Physically slots C4T16D1, C3T14D1 are empty
SN G8RHD is in the forbidden pile (Last IOStat I saw, S:0 H:526 T:291)

Extra q: drives I may have pulled out of pools at various stages - how do I 'reset' them so they can go in a 'new' pool
 
Last edited:

gea

Well-Known Member
Dec 31, 2010
2,809
970
113
DE
Newer HBAs use WWN to identify disks. This is a manufacturer id similar to the mac adress of a nic. Such an id ex c1t5000CCA0BCE3CE1Cd0 remains the same when you attach a disk to another physical HBA port or even another server.

"Short numbers" like c0t0d0 reflect a physical port of your controller. With many disks not a good idea. In your case it seems that you have moved disks around what results that a certain disk is expected at another slot.

How to fix:
Export + import the pool. During import all disk labels are read what solves this problem.
 
That 3059178084820097818 isn't a WWN is it though?

I have exported and imported the pool - was thinking I should try and disable the drives while I was working on getting space ready to try and migrate the data;
Now there are three lines with numbers like above

Thought perhaps I'd be able to find the drives that match them in my suspicious pile (if not the red flagged 2) - but they don't really look like WWN -- and my drives are pre WWN stickered

I'm not sure what FW mode the M1015 are in, nor what driver Sol11 is using to keep physical port naming

-- Have to decide which method is best to 'move' files to Temp8Tb pool - possibly with a post check to see if transfer didn't corrupt
-- Cannot start any moves to new server until
-- -- Sort one more Sata Power cable
-- -- Choose firmware for M1015
-- -- Define HW Settings for Nappit AIO VM
 
Last edited:

gea

Well-Known Member
Dec 31, 2010
2,809
970
113
DE
That 3059178084820097818 isn't a WWN is it though?

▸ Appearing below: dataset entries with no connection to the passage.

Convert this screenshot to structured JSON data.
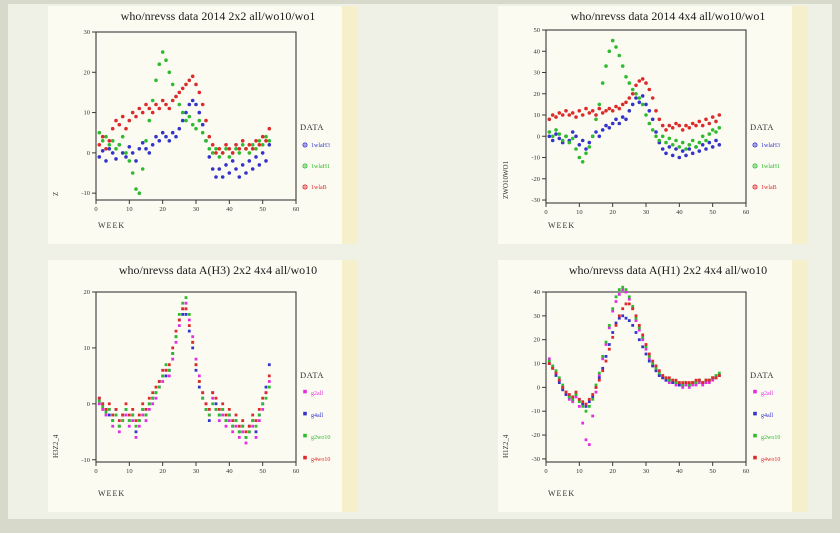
{
  "page": {
    "background": "#f0f1e6",
    "frame_color": "#d7d9cb",
    "panel_background": "#fcfbf2",
    "panel_strip": "#f6efcb"
  },
  "chart_data": [
    {
      "type": "scatter",
      "title": "who/nrevss data 2014 2x2 all/wo10/wo1",
      "xlabel": "WEEK",
      "ylabel": "Z",
      "legend_title": "DATA",
      "legend_position": "right",
      "grid": false,
      "marker": "circle",
      "xlim": [
        0,
        60
      ],
      "xticks": [
        0,
        10,
        20,
        30,
        40,
        50,
        60
      ],
      "ylim": [
        -11.7,
        30
      ],
      "yticks": [
        30,
        20,
        10,
        0,
        -10
      ],
      "weeks": [
        1,
        2,
        3,
        4,
        5,
        6,
        7,
        8,
        9,
        10,
        11,
        12,
        13,
        14,
        15,
        16,
        17,
        18,
        19,
        20,
        21,
        22,
        23,
        24,
        25,
        26,
        27,
        28,
        29,
        30,
        31,
        32,
        33,
        34,
        35,
        36,
        37,
        38,
        39,
        40,
        41,
        42,
        43,
        44,
        45,
        46,
        47,
        48,
        49,
        50,
        51,
        52
      ],
      "series": [
        {
          "name": "1wlaH3",
          "color": "#3434cc",
          "values": [
            -1,
            0.5,
            -2,
            1,
            0,
            -1.5,
            2,
            0,
            -1,
            1.5,
            0,
            -2,
            1,
            2.5,
            1,
            0,
            2,
            4,
            3,
            5,
            4,
            3,
            5,
            4,
            6,
            8,
            10,
            12,
            13,
            12,
            10,
            7,
            3,
            -1,
            -4,
            -6,
            -4,
            -6,
            -3,
            -5,
            -2,
            -4,
            -6,
            -3,
            -5,
            -2,
            -4,
            -1,
            -3,
            0,
            -2,
            2
          ]
        },
        {
          "name": "1wlaH1",
          "color": "#2fbb2f",
          "values": [
            5,
            3,
            4,
            2,
            3,
            1,
            2,
            4,
            0,
            -2,
            -5,
            -9,
            -10,
            -4,
            3,
            8,
            13,
            18,
            22,
            25,
            23,
            20,
            17,
            14,
            12,
            10,
            8,
            9,
            7,
            6,
            8,
            5,
            3,
            1,
            0,
            1,
            -1,
            0,
            1,
            -1,
            0,
            1,
            0,
            2,
            1,
            0,
            2,
            1,
            3,
            2,
            4,
            3
          ]
        },
        {
          "name": "1wlaB",
          "color": "#dd2a2a",
          "values": [
            2,
            4,
            1,
            3,
            6,
            8,
            7,
            9,
            6,
            8,
            10,
            9,
            11,
            10,
            12,
            11,
            10,
            12,
            11,
            13,
            12,
            11,
            13,
            14,
            15,
            16,
            17,
            18,
            19,
            17,
            15,
            12,
            8,
            4,
            2,
            0,
            1,
            0,
            2,
            1,
            0,
            2,
            1,
            3,
            1,
            2,
            1,
            3,
            2,
            4,
            3,
            6
          ]
        }
      ]
    },
    {
      "type": "scatter",
      "title": "who/nrevss data 2014 4x4 all/wo10/wo1",
      "xlabel": "WEEK",
      "ylabel": "ZWO10WO1",
      "legend_title": "DATA",
      "legend_position": "right",
      "grid": false,
      "marker": "circle",
      "xlim": [
        0,
        60
      ],
      "xticks": [
        0,
        10,
        20,
        30,
        40,
        50,
        60
      ],
      "ylim": [
        -31.4,
        50
      ],
      "yticks": [
        50,
        40,
        30,
        20,
        10,
        0,
        -10,
        -20,
        -30
      ],
      "weeks": [
        1,
        2,
        3,
        4,
        5,
        6,
        7,
        8,
        9,
        10,
        11,
        12,
        13,
        14,
        15,
        16,
        17,
        18,
        19,
        20,
        21,
        22,
        23,
        24,
        25,
        26,
        27,
        28,
        29,
        30,
        31,
        32,
        33,
        34,
        35,
        36,
        37,
        38,
        39,
        40,
        41,
        42,
        43,
        44,
        45,
        46,
        47,
        48,
        49,
        50,
        51,
        52
      ],
      "series": [
        {
          "name": "1wlaH3",
          "color": "#3434cc",
          "values": [
            0,
            -2,
            1,
            -1,
            -3,
            0,
            -2,
            2,
            0,
            -4,
            -2,
            -6,
            -3,
            0,
            2,
            0,
            3,
            5,
            4,
            6,
            8,
            6,
            9,
            8,
            12,
            15,
            18,
            16,
            19,
            15,
            12,
            8,
            2,
            -3,
            -6,
            -8,
            -5,
            -9,
            -6,
            -10,
            -7,
            -9,
            -6,
            -8,
            -5,
            -7,
            -4,
            -6,
            -3,
            -5,
            -2,
            -4
          ]
        },
        {
          "name": "1wlaH1",
          "color": "#2fbb2f",
          "values": [
            2,
            0,
            3,
            1,
            -2,
            0,
            -3,
            -1,
            -6,
            -10,
            -12,
            -8,
            -5,
            0,
            8,
            15,
            25,
            33,
            40,
            45,
            42,
            38,
            33,
            28,
            25,
            22,
            20,
            18,
            15,
            10,
            6,
            3,
            0,
            -2,
            0,
            -3,
            -1,
            -4,
            -2,
            -5,
            -3,
            -6,
            -4,
            -2,
            -5,
            -3,
            0,
            -2,
            1,
            3,
            2,
            4
          ]
        },
        {
          "name": "1wlaB",
          "color": "#dd2a2a",
          "values": [
            8,
            10,
            9,
            11,
            10,
            12,
            10,
            11,
            9,
            12,
            10,
            13,
            11,
            12,
            10,
            13,
            11,
            12,
            13,
            12,
            14,
            13,
            15,
            16,
            18,
            20,
            24,
            26,
            27,
            25,
            22,
            18,
            12,
            8,
            5,
            3,
            5,
            4,
            6,
            5,
            3,
            5,
            4,
            6,
            5,
            7,
            5,
            8,
            6,
            9,
            7,
            10
          ]
        }
      ]
    },
    {
      "type": "scatter",
      "title": "who/nrevss data A(H3) 2x2 4x4 all/wo10",
      "xlabel": "WEEK",
      "ylabel": "H3Z2_4",
      "legend_title": "DATA",
      "legend_position": "right",
      "grid": false,
      "marker": "square",
      "xlim": [
        0,
        60
      ],
      "xticks": [
        0,
        10,
        20,
        30,
        40,
        50,
        60
      ],
      "ylim": [
        -10.4,
        20
      ],
      "yticks": [
        20,
        10,
        0,
        -10
      ],
      "weeks": [
        1,
        2,
        3,
        4,
        5,
        6,
        7,
        8,
        9,
        10,
        11,
        12,
        13,
        14,
        15,
        16,
        17,
        18,
        19,
        20,
        21,
        22,
        23,
        24,
        25,
        26,
        27,
        28,
        29,
        30,
        31,
        32,
        33,
        34,
        35,
        36,
        37,
        38,
        39,
        40,
        41,
        42,
        43,
        44,
        45,
        46,
        47,
        48,
        49,
        50,
        51,
        52
      ],
      "series": [
        {
          "name": "g2all",
          "color": "#e030e0",
          "values": [
            0,
            -1,
            -2,
            -1,
            -4,
            -2,
            -5,
            -3,
            -2,
            -4,
            -3,
            -6,
            -4,
            -2,
            -3,
            -1,
            0,
            1,
            3,
            4,
            6,
            5,
            8,
            11,
            14,
            17,
            18,
            15,
            12,
            8,
            5,
            2,
            0,
            -2,
            1,
            -1,
            -3,
            -2,
            -4,
            -3,
            -5,
            -4,
            -6,
            -5,
            -7,
            -5,
            -4,
            -6,
            -3,
            -1,
            2,
            4
          ]
        },
        {
          "name": "g4all",
          "color": "#3434cc",
          "values": [
            1,
            0,
            -1,
            -2,
            -3,
            -1,
            -4,
            -2,
            -1,
            -3,
            -2,
            -5,
            -3,
            -1,
            -2,
            0,
            1,
            2,
            4,
            5,
            5,
            6,
            9,
            12,
            15,
            16,
            16,
            13,
            10,
            6,
            3,
            1,
            -1,
            -3,
            2,
            0,
            -2,
            -1,
            -3,
            -2,
            -4,
            -3,
            -5,
            -4,
            -6,
            -4,
            -3,
            -5,
            -2,
            0,
            3,
            7
          ]
        },
        {
          "name": "g2wo10",
          "color": "#2fbb2f",
          "values": [
            0.5,
            -0.5,
            -1.5,
            -1,
            -3,
            -2,
            -4,
            -3,
            -1,
            -3,
            -2,
            -4,
            -3,
            -1,
            -2,
            0,
            1,
            2,
            3,
            5,
            7,
            6,
            9,
            12,
            16,
            18,
            19,
            16,
            11,
            7,
            4,
            1,
            -1,
            -2,
            0,
            -1,
            -2,
            -1,
            -3,
            -2,
            -4,
            -3,
            -5,
            -4,
            -6,
            -5,
            -3,
            -4,
            -2,
            0,
            1,
            3
          ]
        },
        {
          "name": "g4wo10",
          "color": "#dd2a2a",
          "values": [
            1,
            0,
            -1,
            0,
            -2,
            -1,
            -3,
            -2,
            0,
            -2,
            -1,
            -3,
            -2,
            0,
            -1,
            1,
            2,
            3,
            4,
            6,
            6,
            7,
            10,
            13,
            15,
            17,
            17,
            14,
            11,
            7,
            4,
            2,
            0,
            -1,
            2,
            1,
            -1,
            0,
            -2,
            -1,
            -3,
            -2,
            -4,
            -3,
            -5,
            -4,
            -2,
            -3,
            -1,
            1,
            2,
            5
          ]
        }
      ]
    },
    {
      "type": "scatter",
      "title": "who/nrevss data A(H1) 2x2 4x4 all/wo10",
      "xlabel": "WEEK",
      "ylabel": "H1Z2_4",
      "legend_title": "DATA",
      "legend_position": "right",
      "grid": false,
      "marker": "square",
      "xlim": [
        0,
        60
      ],
      "xticks": [
        0,
        10,
        20,
        30,
        40,
        50,
        60
      ],
      "ylim": [
        -31.3,
        40
      ],
      "yticks": [
        40,
        30,
        20,
        10,
        0,
        -10,
        -20,
        -30
      ],
      "weeks": [
        1,
        2,
        3,
        4,
        5,
        6,
        7,
        8,
        9,
        10,
        11,
        12,
        13,
        14,
        15,
        16,
        17,
        18,
        19,
        20,
        21,
        22,
        23,
        24,
        25,
        26,
        27,
        28,
        29,
        30,
        31,
        32,
        33,
        34,
        35,
        36,
        37,
        38,
        39,
        40,
        41,
        42,
        43,
        44,
        45,
        46,
        47,
        48,
        49,
        50,
        51,
        52
      ],
      "series": [
        {
          "name": "g2all",
          "color": "#e030e0",
          "values": [
            12,
            9,
            6,
            3,
            0,
            -3,
            -5,
            -6,
            -4,
            -8,
            -15,
            -22,
            -24,
            -12,
            -2,
            5,
            12,
            18,
            25,
            32,
            36,
            39,
            41,
            40,
            37,
            33,
            28,
            24,
            20,
            16,
            12,
            9,
            7,
            5,
            4,
            3,
            2,
            2,
            1,
            1,
            0,
            1,
            0,
            1,
            1,
            2,
            1,
            2,
            2,
            3,
            4,
            5
          ]
        },
        {
          "name": "g4all",
          "color": "#3434cc",
          "values": [
            10,
            8,
            5,
            2,
            -1,
            -3,
            -4,
            -5,
            -3,
            -5,
            -7,
            -8,
            -6,
            -4,
            0,
            4,
            8,
            13,
            18,
            23,
            27,
            29,
            30,
            29,
            28,
            26,
            23,
            20,
            17,
            14,
            11,
            9,
            7,
            5,
            4,
            3,
            3,
            2,
            2,
            1,
            1,
            2,
            1,
            2,
            2,
            3,
            2,
            3,
            3,
            4,
            4,
            5
          ]
        },
        {
          "name": "g2wo10",
          "color": "#2fbb2f",
          "values": [
            11,
            9,
            7,
            4,
            1,
            -2,
            -4,
            -5,
            -3,
            -6,
            -8,
            -10,
            -8,
            -5,
            1,
            6,
            13,
            19,
            26,
            33,
            38,
            41,
            42,
            41,
            38,
            34,
            29,
            25,
            21,
            17,
            13,
            10,
            8,
            6,
            5,
            4,
            3,
            3,
            2,
            2,
            1,
            2,
            1,
            2,
            2,
            3,
            2,
            3,
            3,
            4,
            5,
            6
          ]
        },
        {
          "name": "g4wo10",
          "color": "#dd2a2a",
          "values": [
            10,
            8,
            6,
            3,
            0,
            -2,
            -3,
            -4,
            -2,
            -5,
            -6,
            -7,
            -5,
            -3,
            0,
            3,
            7,
            11,
            16,
            21,
            26,
            30,
            33,
            35,
            35,
            33,
            30,
            26,
            22,
            18,
            14,
            11,
            9,
            7,
            5,
            4,
            4,
            3,
            3,
            2,
            2,
            2,
            2,
            2,
            3,
            3,
            2,
            3,
            3,
            4,
            4,
            5
          ]
        }
      ]
    }
  ]
}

I have exported and imported the pool - was thinking I should try and disable the drives while I was working on getting space ready to try and migrate the data;
Now there are three lines with numbers like above

Thought perhaps I'd be able to find the drives that match them in my suspicious pile (if not the red flagged 2) - but they don't really look like WWN -- and my drives are pre WWN stickered

I'm not sure what FW mode the M1015 are in, nor what driver Sol11 is using to keep physical port naming

-- Have to decide which method is best to 'move' files to Temp8Tb pool - possibly with a post check to see if transfer didn't corrupt
-- Cannot start any moves to new server until
-- -- Sort one more Sata Power cable
-- -- Choose firmware for M1015
-- -- Define HW Settings for Nappit AIO VM
3059178084820097818 is a drive guid.
This is an internal ZFS number shown when the disk is dead or missing.
Power down, check all cables and connectors, retry.

Check then disks with a manufacturers tool ex WD data lifeguard and an extensive check.
Use a Hirens USB noot stick (Windows 10PE with WD data lifeguard among others),

The disks are very old. If you get the pool back replace with newer disks,

I suppose you use an older IR firmware that use short port numbers instead wwn.
During boot the current firmware is shown. A firmware update to a new firmware 20.0.0.7 gives WWN.